The chassis of the Bu-Merc was a 1939 Buick Century, one of the hottest American stock cars on the road at the time. With the help of Phil Shafer, whose Buick 8 Specials had performed well in the Indianapolis 500, the Cunningham car was made hotter yet. Compression was raised from the usual 6.35:1 to 9.5. The engine was pulled down 2½ inches and moved back 6½ inches in the chassis. That took care of the “Bu” − next came the “Merc” part. Over the chassis was placed the body of an SSK Mercedes, conveniently fresh from an accident and modified to fit by Byron Jersey of Bridgeport, Connecticut.
Testing showed a zero to fifty time of seven seconds for the Bu-Merc, and the car was ready for the final event of the 1940 ARCA season on October 6th at the New York World’s Fairgrounds. Briggs entrusted the Bu-Merc to his good friend Miles Collier, who coursed the round-the-pavilions circuit handsomely until the car’s brakes faded and its race ended against a lamppost. Unknown to the contestants at the time, the World’s Fair Grand Prix was to be the ARCA’s last race.
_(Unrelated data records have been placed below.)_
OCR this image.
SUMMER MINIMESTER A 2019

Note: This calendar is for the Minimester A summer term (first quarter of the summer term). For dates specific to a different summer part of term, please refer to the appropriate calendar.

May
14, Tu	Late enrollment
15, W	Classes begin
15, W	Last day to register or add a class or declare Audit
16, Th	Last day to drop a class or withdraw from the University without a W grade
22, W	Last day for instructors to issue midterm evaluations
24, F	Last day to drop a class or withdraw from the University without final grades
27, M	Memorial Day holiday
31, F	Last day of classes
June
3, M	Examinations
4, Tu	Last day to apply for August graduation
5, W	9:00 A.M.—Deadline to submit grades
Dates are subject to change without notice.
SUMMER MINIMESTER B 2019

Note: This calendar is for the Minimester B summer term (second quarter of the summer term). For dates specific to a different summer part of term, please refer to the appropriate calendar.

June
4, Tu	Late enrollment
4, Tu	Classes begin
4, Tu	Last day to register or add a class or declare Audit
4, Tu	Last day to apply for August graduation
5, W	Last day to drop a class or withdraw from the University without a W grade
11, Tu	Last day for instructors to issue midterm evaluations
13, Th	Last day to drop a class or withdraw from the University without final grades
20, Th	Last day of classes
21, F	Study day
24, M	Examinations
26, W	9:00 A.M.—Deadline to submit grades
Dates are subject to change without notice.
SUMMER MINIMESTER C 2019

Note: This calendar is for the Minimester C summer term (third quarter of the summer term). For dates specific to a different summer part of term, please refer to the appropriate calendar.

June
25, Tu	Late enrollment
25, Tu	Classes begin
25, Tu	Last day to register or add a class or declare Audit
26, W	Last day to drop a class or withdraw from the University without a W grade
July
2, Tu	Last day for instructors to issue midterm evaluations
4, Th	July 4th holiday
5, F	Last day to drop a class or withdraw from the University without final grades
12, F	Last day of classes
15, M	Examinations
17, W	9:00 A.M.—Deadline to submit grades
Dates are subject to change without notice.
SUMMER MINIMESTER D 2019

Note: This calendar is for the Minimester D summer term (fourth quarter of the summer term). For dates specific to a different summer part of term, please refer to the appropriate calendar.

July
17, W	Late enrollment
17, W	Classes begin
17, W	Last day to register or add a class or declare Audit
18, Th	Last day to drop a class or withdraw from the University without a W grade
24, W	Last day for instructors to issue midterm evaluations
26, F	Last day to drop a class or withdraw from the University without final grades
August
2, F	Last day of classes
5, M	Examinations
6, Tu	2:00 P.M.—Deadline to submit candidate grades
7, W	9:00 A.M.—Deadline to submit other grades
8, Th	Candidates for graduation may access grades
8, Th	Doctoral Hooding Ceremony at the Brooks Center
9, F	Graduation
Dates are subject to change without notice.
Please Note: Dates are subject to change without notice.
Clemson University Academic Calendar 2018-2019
With the resumption of competition following World War II, Briggs drove the Bu-Merc himself in the first Watkins Glen Grand Prix in 1948, finishing second to Frank Griswold’s 2.9 Alfa coupe. The Bu- Merc finished 3rd there the following year. By now its engine was a 1949 Century straight eight with modifications as suggested by Charles Chayne, vice-president of engineering for Buick.
The Bu-Merc’s career was brief but portentous. Just as the ARCA led inexorably to the SCCA, Briggs Cunningham’s Bu-Merc adventure led to the Cunningham sports car which so enriched American motor sport history of the fifties.